15 Apr 2023: Sneak-Peek Update

If anyone actually reads what I write here, I wanted to show a bit of my ‘work’, since I am still crunching the numbers and collecting information. Since I made the (poor) decision to go back 50 years in my research, it showed me quickly that that was a LOT of data to go through, organize and make sense of.

My goal is, and continues to be, to publish a book that explains what I had learned throughout this journey, in regards to the veteran community and what these politicians are doing when they propose these bills. Of course, since I have to draw from my own experiences, there’s going to be some bias in there, but I am doing my best to tone that down. I don’t want to influence the reader to believe what I believe, but to gain their opinion from what I publish (and double-checking me with the sources, which I will provide).

So far, I have collected data and organized from the 93rd Congressional Committee on Veterans’ Affairs, to the 111th and what I have seen so far, makes me angry that most have no idea the scale of lies that have been told to the U.S. citizens, for such a long time. I speak ONLY from the topic of VA Committee, but if I were to branch out further, I would only express more anger at how numb we all are, and how blind most remain (currently).

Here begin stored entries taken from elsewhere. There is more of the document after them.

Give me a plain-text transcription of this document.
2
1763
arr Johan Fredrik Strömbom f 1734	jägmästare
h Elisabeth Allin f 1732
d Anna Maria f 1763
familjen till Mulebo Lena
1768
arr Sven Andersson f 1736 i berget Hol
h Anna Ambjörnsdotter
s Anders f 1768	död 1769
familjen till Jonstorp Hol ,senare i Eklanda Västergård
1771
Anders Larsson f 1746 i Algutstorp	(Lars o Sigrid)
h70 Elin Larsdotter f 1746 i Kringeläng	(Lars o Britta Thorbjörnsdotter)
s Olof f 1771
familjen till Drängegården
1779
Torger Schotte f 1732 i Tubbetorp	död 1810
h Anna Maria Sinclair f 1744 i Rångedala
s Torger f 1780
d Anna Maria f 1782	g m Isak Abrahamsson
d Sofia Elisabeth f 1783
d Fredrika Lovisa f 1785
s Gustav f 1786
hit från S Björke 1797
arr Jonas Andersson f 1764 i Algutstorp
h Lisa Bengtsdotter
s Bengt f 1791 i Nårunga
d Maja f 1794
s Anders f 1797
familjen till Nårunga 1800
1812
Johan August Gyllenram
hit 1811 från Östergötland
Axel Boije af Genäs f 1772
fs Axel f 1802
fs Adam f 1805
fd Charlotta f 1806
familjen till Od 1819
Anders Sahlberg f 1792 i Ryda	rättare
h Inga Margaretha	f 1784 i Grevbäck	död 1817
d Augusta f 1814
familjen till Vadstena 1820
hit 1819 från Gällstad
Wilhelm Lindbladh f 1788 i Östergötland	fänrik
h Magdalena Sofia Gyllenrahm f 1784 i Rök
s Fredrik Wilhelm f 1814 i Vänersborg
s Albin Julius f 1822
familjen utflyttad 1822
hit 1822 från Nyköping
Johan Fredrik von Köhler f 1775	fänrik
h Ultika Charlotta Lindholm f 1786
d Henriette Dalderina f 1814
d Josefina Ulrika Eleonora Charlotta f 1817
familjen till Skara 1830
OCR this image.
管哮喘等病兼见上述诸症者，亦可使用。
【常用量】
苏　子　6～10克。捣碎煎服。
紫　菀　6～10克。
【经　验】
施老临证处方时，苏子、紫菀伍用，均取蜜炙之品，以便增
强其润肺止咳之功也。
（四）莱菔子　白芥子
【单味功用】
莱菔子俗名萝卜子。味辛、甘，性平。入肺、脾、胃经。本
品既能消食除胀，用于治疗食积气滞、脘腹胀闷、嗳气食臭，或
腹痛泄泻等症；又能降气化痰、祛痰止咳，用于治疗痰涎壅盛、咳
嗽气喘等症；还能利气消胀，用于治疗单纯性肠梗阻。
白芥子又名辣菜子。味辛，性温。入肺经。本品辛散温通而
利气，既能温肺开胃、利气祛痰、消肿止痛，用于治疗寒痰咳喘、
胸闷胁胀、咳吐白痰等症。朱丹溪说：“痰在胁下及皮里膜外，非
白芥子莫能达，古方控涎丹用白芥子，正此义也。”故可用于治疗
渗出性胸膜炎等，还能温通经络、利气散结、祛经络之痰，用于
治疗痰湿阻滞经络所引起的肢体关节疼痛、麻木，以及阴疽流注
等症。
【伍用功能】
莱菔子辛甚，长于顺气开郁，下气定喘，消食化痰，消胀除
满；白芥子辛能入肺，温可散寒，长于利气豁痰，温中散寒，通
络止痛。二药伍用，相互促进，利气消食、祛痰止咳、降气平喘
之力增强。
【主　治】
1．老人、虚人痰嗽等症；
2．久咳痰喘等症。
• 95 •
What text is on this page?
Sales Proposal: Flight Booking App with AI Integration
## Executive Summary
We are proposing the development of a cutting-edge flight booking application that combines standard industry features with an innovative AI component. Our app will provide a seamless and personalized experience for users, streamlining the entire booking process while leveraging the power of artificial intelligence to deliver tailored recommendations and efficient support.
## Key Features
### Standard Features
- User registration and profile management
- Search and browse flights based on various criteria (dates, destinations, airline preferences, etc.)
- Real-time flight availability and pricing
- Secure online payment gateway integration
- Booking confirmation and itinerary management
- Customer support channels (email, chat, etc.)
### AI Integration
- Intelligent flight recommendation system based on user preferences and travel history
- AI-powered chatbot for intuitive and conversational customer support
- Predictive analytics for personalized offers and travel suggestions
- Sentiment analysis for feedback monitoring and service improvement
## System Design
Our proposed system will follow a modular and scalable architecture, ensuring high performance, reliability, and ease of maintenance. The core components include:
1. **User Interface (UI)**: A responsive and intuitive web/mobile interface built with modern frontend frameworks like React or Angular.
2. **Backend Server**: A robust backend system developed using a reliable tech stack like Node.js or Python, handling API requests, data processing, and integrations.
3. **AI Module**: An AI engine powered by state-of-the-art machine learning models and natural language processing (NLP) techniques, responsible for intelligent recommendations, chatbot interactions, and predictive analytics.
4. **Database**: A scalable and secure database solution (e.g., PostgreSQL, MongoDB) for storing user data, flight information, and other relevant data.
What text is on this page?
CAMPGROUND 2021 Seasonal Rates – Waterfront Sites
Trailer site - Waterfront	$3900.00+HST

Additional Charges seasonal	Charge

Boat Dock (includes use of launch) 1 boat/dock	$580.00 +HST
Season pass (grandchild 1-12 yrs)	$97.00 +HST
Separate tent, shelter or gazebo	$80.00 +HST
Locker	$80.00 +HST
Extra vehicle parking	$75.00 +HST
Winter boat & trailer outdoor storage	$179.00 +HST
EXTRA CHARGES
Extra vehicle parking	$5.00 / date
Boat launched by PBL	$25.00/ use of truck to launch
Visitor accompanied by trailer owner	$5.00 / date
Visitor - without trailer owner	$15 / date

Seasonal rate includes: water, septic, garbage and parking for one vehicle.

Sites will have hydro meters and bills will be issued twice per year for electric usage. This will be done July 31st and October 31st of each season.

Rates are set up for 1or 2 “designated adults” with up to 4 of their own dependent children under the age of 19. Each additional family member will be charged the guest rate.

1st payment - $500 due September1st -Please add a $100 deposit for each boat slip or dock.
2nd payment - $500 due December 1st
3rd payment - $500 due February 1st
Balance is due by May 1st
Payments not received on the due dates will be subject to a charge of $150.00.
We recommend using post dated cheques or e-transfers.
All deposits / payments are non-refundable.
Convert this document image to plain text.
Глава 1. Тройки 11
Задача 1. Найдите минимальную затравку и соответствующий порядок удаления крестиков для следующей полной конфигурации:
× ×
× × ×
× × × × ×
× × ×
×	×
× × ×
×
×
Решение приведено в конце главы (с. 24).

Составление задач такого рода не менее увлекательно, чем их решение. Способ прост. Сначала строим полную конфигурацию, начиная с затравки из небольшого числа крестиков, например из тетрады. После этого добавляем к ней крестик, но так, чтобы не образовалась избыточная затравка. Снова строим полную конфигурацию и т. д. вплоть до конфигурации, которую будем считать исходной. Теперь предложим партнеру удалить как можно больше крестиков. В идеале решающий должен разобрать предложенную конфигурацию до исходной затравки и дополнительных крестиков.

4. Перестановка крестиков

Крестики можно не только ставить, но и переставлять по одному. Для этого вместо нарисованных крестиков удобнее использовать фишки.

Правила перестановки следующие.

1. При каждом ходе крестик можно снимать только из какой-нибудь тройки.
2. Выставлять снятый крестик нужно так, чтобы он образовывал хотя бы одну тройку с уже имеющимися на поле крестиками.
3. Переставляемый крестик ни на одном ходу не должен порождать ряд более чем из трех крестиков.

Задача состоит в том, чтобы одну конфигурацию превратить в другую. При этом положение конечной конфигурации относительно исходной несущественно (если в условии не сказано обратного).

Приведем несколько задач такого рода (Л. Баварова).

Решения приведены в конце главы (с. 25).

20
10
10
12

A short snipped of what I currently notice:
From the 93rd, to the 111th Congress on Veterans Affairs:
-172 bills had been proposed to re/name clinics/buildings/hospitals, with 31 of those bills voted into law.
-568 cemetery/burial/memorial/monument-related bills were proposed, with 19 voted into law
NOTE: Any of these bills, so far, benefit the veteran community or their families?
-821 Education-related bills proposed, with 21 voted into laws
-1,516 pension/disability/care-related bills proposed, with 65 voted into law
-343 WWI/WWII/Korean war-related bills proposed and 2 voted into law
-105 adaptive housing/vehicle-related bills proposed, with 6 voted into laws
-14 VA accountability-related bills proposed, with NONE voted into law
NOTE: REREAD the last bullet-point please
-192 life/mortgage insurance-related bills proposed, with 10 voted into law
-179 loan-related bills, with 13 voted into law
-278 VA construction/maintenance-related bills proposed, with 10 voted into law
NOTE: VA had more ‘construction’ bills push through committee and into law, than the WWI/WWII veteran bills, in the same timeframe. Let that sink in for a moment because it will be very important to understand when you realize the committee AND the VA has deliberately avoided specific timeframe-related bills, so veterans could just die away, then attempt to act like they care with bills that, by the time they get moved through committee, would be worthless to the veterans they were supposed to help. Big note, I know, but relative.
-116 Vietnam-related bills, with 2 bills voted into law
-113 Long Term Care Facility/Veteran Home-related bills, with 6 voted into law
-56 Radiation exposure/death/family disease-related, related bills, with 3 voted into law
-55 Herbicide/Agent Orange/Chemical-related bills, with 4 voted into law
-38 Prisoner of War-related bills, with 3 voted into law
-54 Homelessness-related bills, with 6 voted into law
-49 Persian Gulf/Desert Storm-related bills, with NONE voted into law
-8 burn pit/toxic agents/death/exposure-related bills, with NONE voted into law
-59 sexual assault/PTSD/TBI-related bills, with 6 voted into law
-5 veteran suicide-related bills, with 1 voted into law

The 93rd Congress began in 1973 and the 111th was 2009/2010. So this was 37 years of data. Almost 4 decades. Does this show something we should celebrate? If so, you should probably not follow my writings, to include my books. The facts (that’s right, FACTS) show clearly how little these politicians AND the VA care about the veterans who serve in the U.S. Military.

Sad yet? Oh, there is much more to be sad about, but perhaps the data will prompt you to start looking at congress.gov and your representatives. It is public record and there for the reviewing, but only if you take the time to actually research. If you are unhappy with what you see, feel free to burn up the phone lines of your representatives and ask them why it is they failed the veterans in your community. In your states. In your country.

Strangely enough, you have that right to question your representatives because of the nation’s veterans. Let that one sink in.